Songs of the Week: N.E.R.D AlertOllie Millington/Redferns via Getty Images
N.E.R.D, “Squeeze Me”
When I reviewed the last Pharrell Williams record 10 months ago, I wound up going on a long digression about N.E.R.D and how I missed Pharrell’s weird side. Well, now N.E.R.D is back in 2015, doing what Pharrell was doing in 2014 — making happy-happy handclap music for a kiddie-movie franchise. Still a good song, but not exactly what I had in mind.
Panda Bear, “Boys Latin”
Panda Bear Meets the Grim Reaper seems to be getting a warmer reception than Noah Lennox’s previous solo record, Tomboy, and 2012’s sorta slept-on Animal Collective LP, Centipede Hz. Personally, I’ve struggled to plug back into what I loved about Lennox’s work back when Person Pitch and Merriweather Post Pavilion turned my brain into Bubblicious. I recognize that his records are still chewy, but the flavor has been lost a bit, even with the John Carpenter sauce poured on “Boys Latin,” possibly Grim Reaper’s best track. Once you’ve honed your own aesthetic so perfectly, is it possible to move on with a discernible sense of purpose? Lennox, to my ears, has yet to resolve this. Judging by the album title, maybe he knows it.
Ryley Walker, “Primrose Green”
“Indie folk” once upon a time denoted a rustic wispiness associated with Fleet Foxes and Bon Iver. But in the absence of those mysteriously disappeared acts — they were both huge in the early ’10s, but it feels like neither has put out an album in a decade — sensitive underground rockers have re-embraced the aesthetics of eccentric SoCal soft rock. Father John Misty, Tobias Jesso Jr., Steely Dan at Coachella — the return of Laurel Canyon is set to be one of 2015’s big story lines. This is a roundabout way of talking about Chicago singer-songwriter-guitarist Ryley Walker, whose new song “Primrose Green” (the title track from his record due in March) sounds exactly like late-’60s Tim Buckley. I can only assume that Paul Rothchild manned the boards and Van Dyke Parks rolled the joints while this was being recorded.
Diet Cig, “Scene Sick”
Apparently this boy-girl duo is pretty green — they’ve played barely any shows, and “Scene Sick” is their first single. So I’ll hold off on the superlatives, lest Diet Cig be ruined prematurely. But for the record: All you need for a song to be good is a strong backbeat and a taunting vocal about how your (i.e., pretty much any) band isn’t worth the time of day. Diet Cig knows this and therefore delivers.

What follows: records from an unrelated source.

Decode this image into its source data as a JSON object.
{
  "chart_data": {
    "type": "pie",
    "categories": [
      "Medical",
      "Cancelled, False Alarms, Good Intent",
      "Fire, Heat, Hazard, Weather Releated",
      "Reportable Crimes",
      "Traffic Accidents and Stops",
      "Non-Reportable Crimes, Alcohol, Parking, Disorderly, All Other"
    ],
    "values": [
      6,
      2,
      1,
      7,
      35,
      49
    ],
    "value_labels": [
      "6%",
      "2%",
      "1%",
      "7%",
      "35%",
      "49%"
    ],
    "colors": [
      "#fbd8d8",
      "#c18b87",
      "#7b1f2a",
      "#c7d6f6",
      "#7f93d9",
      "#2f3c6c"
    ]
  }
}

Bass Drum of Death, “Better Days”
These Mississippi rabble-rousers spare the lethal percussion this time around on a jangly lament for a better tomorrow that sounds like Ray Davies (or maybe Billie Joe Armstrong) getting high on the Delta.

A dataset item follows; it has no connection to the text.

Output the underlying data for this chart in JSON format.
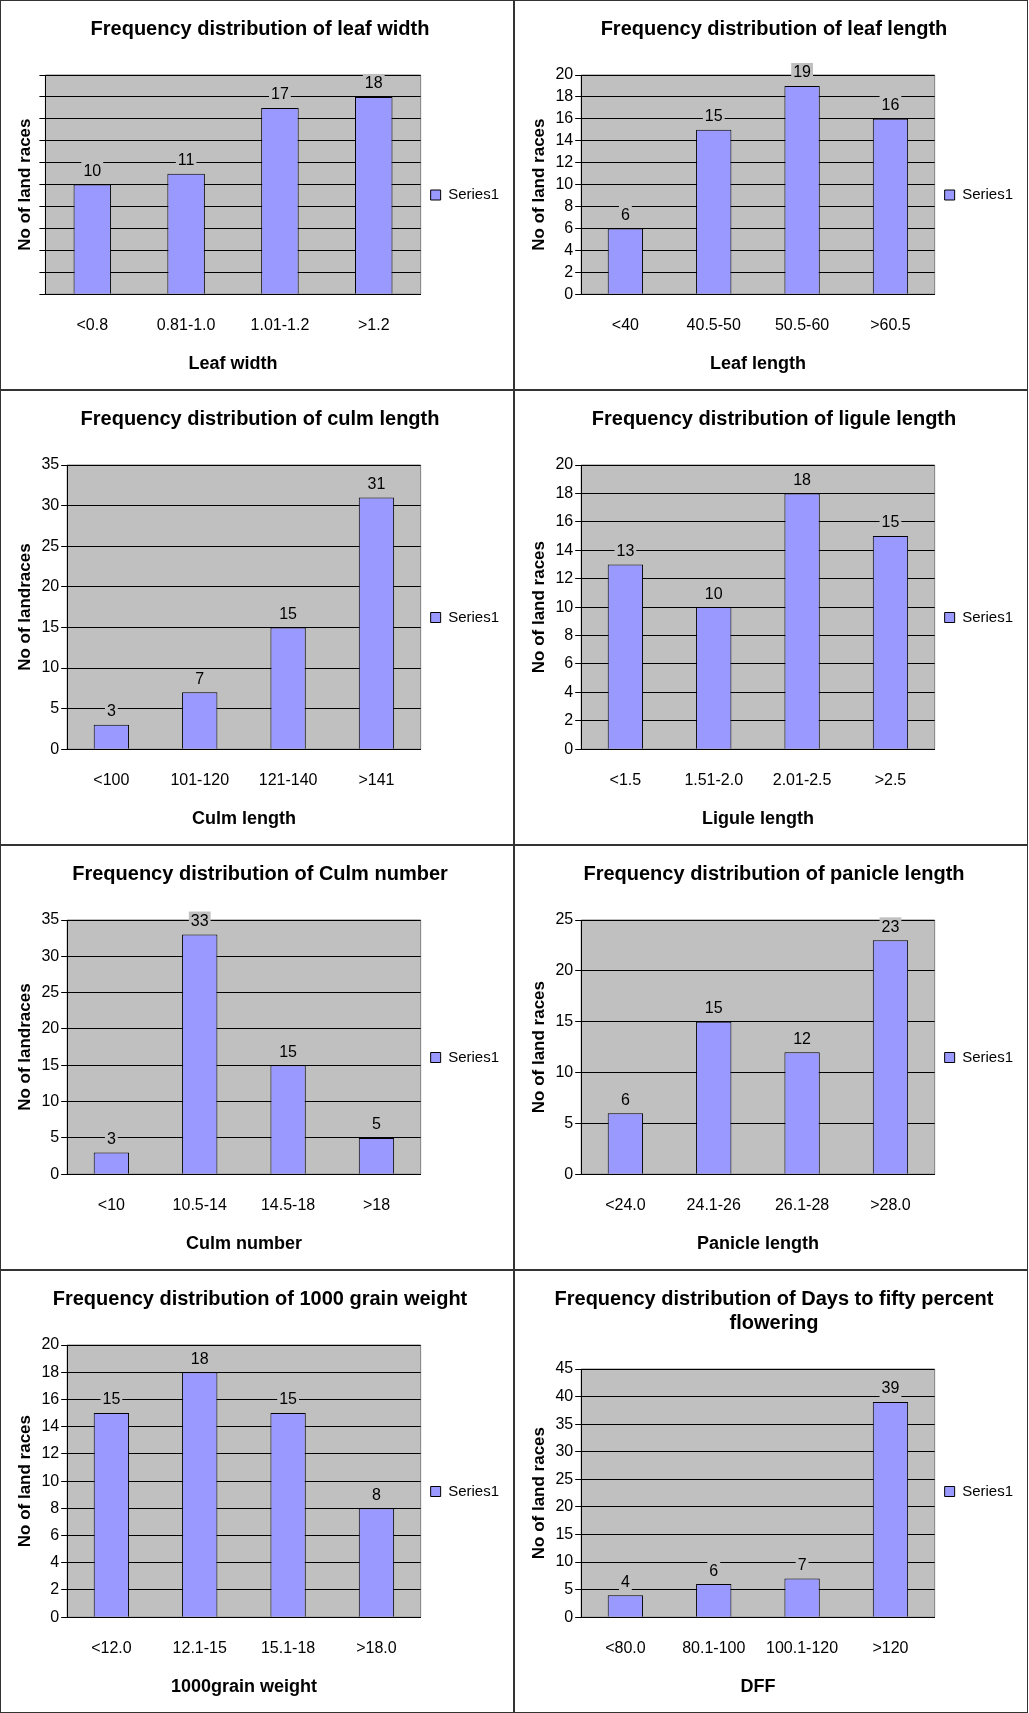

Gehennah, “Four Knuckle Facelift”
Your midcolumn heavy-metal smoke break, courtesy of Gehennah’s forthcoming Metal Police EP.
Ben Howard, “Conrad”
It happens every year: As soon as I make my list of favorite albums for a particular year, I instantly discover a dozen records I missed and should’ve included. Earlier this week, Jason Isbell tweeted about Ben Howard’s I Forget Where We Were, and it’s been in constant rotation ever since. Howard is a British folkie, and sonically he doesn’t deviate dramatically from what you assume every British folkie sounds like. But the inviting production (courtesy of drummer Chris Bond) layers on the evocative, fingerpicked guitars like twigs on a bonfire. Put this on and let it echo between arctic blasts rattling the windows.

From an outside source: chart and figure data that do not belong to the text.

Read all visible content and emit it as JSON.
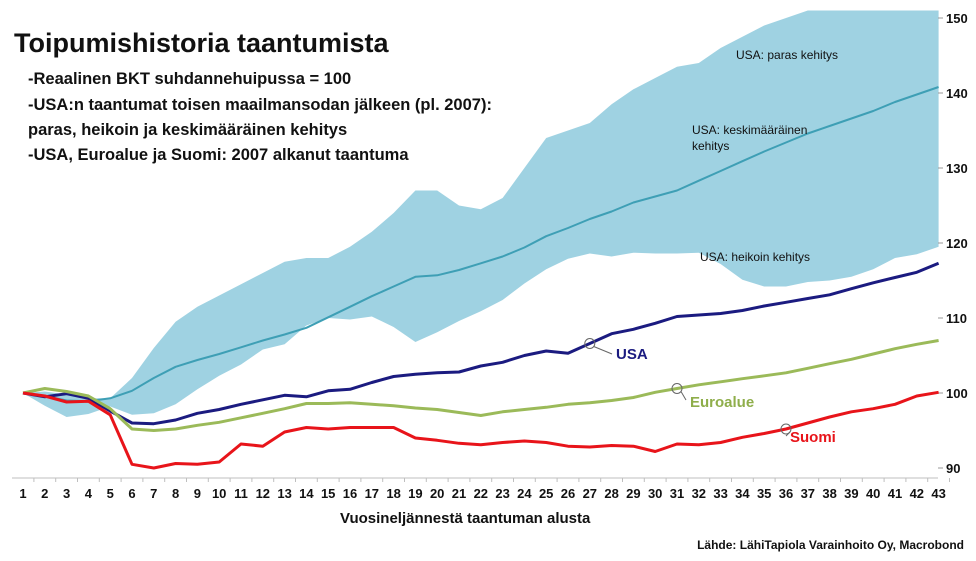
{
  "title": "Toipumishistoria taantumista",
  "subtitle_lines": [
    "-Reaalinen BKT suhdannehuipussa = 100",
    "-USA:n taantumat toisen maailmansodan jälkeen (pl. 2007):",
    "paras, heikoin ja keskimääräinen kehitys",
    "-USA, Euroalue ja Suomi: 2007 alkanut taantuma"
  ],
  "source": "Lähde: LähiTapiola Varainhoito Oy, Macrobond",
  "colors": {
    "band": "#9fd2e2",
    "avg": "#3e9fb5",
    "usa": "#1b1b80",
    "euro": "#9bba59",
    "suomi": "#e8141a"
  },
  "chart_data": {
    "type": "line",
    "xlabel": "Vuosineljännestä taantuman alusta",
    "ylabel": "",
    "x": [
      1,
      2,
      3,
      4,
      5,
      6,
      7,
      8,
      9,
      10,
      11,
      12,
      13,
      14,
      15,
      16,
      17,
      18,
      19,
      20,
      21,
      22,
      23,
      24,
      25,
      26,
      27,
      28,
      29,
      30,
      31,
      32,
      33,
      34,
      35,
      36,
      37,
      38,
      39,
      40,
      41,
      42,
      43
    ],
    "ylim": [
      88,
      151
    ],
    "yticks": [
      90,
      100,
      110,
      120,
      130,
      140,
      150
    ],
    "band": {
      "upper_label": "USA: paras kehitys",
      "lower_label": "USA: heikoin kehitys",
      "upper": [
        100,
        100.2,
        99.8,
        99.3,
        99.3,
        102,
        106,
        109.5,
        111.5,
        113,
        114.5,
        116,
        117.5,
        118,
        118,
        119.5,
        121.5,
        124,
        127,
        127,
        125,
        124.5,
        126,
        130,
        134,
        135,
        136,
        138.5,
        140.5,
        142,
        143.5,
        144,
        146,
        147.5,
        149,
        150,
        151,
        151,
        151,
        151,
        151,
        151,
        151
      ],
      "lower": [
        100,
        98.3,
        96.8,
        97.2,
        98.2,
        97.1,
        97.3,
        98.5,
        100.5,
        102.3,
        103.8,
        105.8,
        106.5,
        109,
        110,
        109.8,
        110.2,
        108.8,
        106.8,
        108.1,
        109.6,
        110.9,
        112.4,
        114.6,
        116.5,
        117.9,
        118.6,
        118.2,
        118.7,
        118.6,
        118.6,
        118.7,
        117.2,
        115.1,
        114.2,
        114.2,
        114.8,
        115,
        115.5,
        116.5,
        118,
        118.5,
        119.5
      ]
    },
    "series": [
      {
        "name": "USA: keskimääräinen kehitys",
        "label_lines": [
          "USA: keskimääräinen",
          "kehitys"
        ],
        "values": [
          100,
          99.6,
          99.0,
          98.9,
          99.3,
          100.3,
          102.0,
          103.5,
          104.4,
          105.2,
          106.1,
          107.0,
          107.8,
          108.7,
          110.1,
          111.5,
          112.9,
          114.2,
          115.5,
          115.7,
          116.4,
          117.3,
          118.2,
          119.4,
          120.9,
          122.0,
          123.2,
          124.2,
          125.4,
          126.2,
          127.0,
          128.3,
          129.6,
          130.9,
          132.2,
          133.4,
          134.6,
          135.6,
          136.6,
          137.6,
          138.8,
          139.8,
          140.8
        ]
      },
      {
        "name": "USA",
        "values": [
          100,
          99.5,
          99.9,
          99.3,
          97.6,
          96.0,
          95.9,
          96.4,
          97.3,
          97.8,
          98.5,
          99.1,
          99.7,
          99.5,
          100.3,
          100.5,
          101.4,
          102.2,
          102.5,
          102.7,
          102.8,
          103.6,
          104.1,
          105.0,
          105.6,
          105.3,
          106.6,
          107.9,
          108.5,
          109.3,
          110.2,
          110.4,
          110.6,
          111.0,
          111.6,
          112.1,
          112.6,
          113.1,
          113.9,
          114.7,
          115.4,
          116.1,
          117.3
        ]
      },
      {
        "name": "Euroalue",
        "values": [
          100,
          100.6,
          100.2,
          99.6,
          97.9,
          95.2,
          95.0,
          95.2,
          95.7,
          96.1,
          96.7,
          97.3,
          97.9,
          98.6,
          98.6,
          98.7,
          98.5,
          98.3,
          98.0,
          97.8,
          97.4,
          97.0,
          97.5,
          97.8,
          98.1,
          98.5,
          98.7,
          99.0,
          99.4,
          100.1,
          100.6,
          101.1,
          101.5,
          101.9,
          102.3,
          102.7,
          103.3,
          103.9,
          104.5,
          105.2,
          105.9,
          106.5,
          107.0
        ]
      },
      {
        "name": "Suomi",
        "values": [
          100,
          99.6,
          98.8,
          98.9,
          97.1,
          90.5,
          90.0,
          90.6,
          90.5,
          90.8,
          93.2,
          92.9,
          94.8,
          95.4,
          95.2,
          95.4,
          95.4,
          95.4,
          94.0,
          93.7,
          93.3,
          93.1,
          93.4,
          93.6,
          93.4,
          92.9,
          92.8,
          93.0,
          92.9,
          92.2,
          93.2,
          93.1,
          93.4,
          94.1,
          94.6,
          95.2,
          96.0,
          96.8,
          97.5,
          97.9,
          98.5,
          99.6,
          100.1
        ]
      }
    ]
  }
}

Whitey Morgan and the 78’s, “Cocaine Train” (Live)
Attention, fans of Sturgill Simpson: Buy stock in Whitey Morgan. It’s going cheap for now, but not for long. For further guidance, check out the recent very good live record, Born, Raised & Live from Flint.
The King Khan & BBQ Show, “Alone Again”
If your list of the 21st century’s most underrated albums doesn’t include the self-titled 2004 debut by the King Khan & BBQ Show, then your list is bullshit. After a five-year hiatus, the duo is back doing what they do best on the new Bad News Boys, celebrating sleaze, doo-wop, punk rock, and auto-destruction with more sweetness and gusto than they have in a long while.
Elvis Perkins, “Hogus Pogus”
Speaking of long hiatuses, funny-dour singer-songwriter Elvis Perkins returns in 2015 with a new LP, I Aubade, his first since 2009’s great Elvis Perkins in Dearland. The new album was recorded by Perkins in various spots throughout 2012 and ’13, and judging by the woozy “Hogus Pogus,” he traversed some treacherous spiritual terrain while he was away.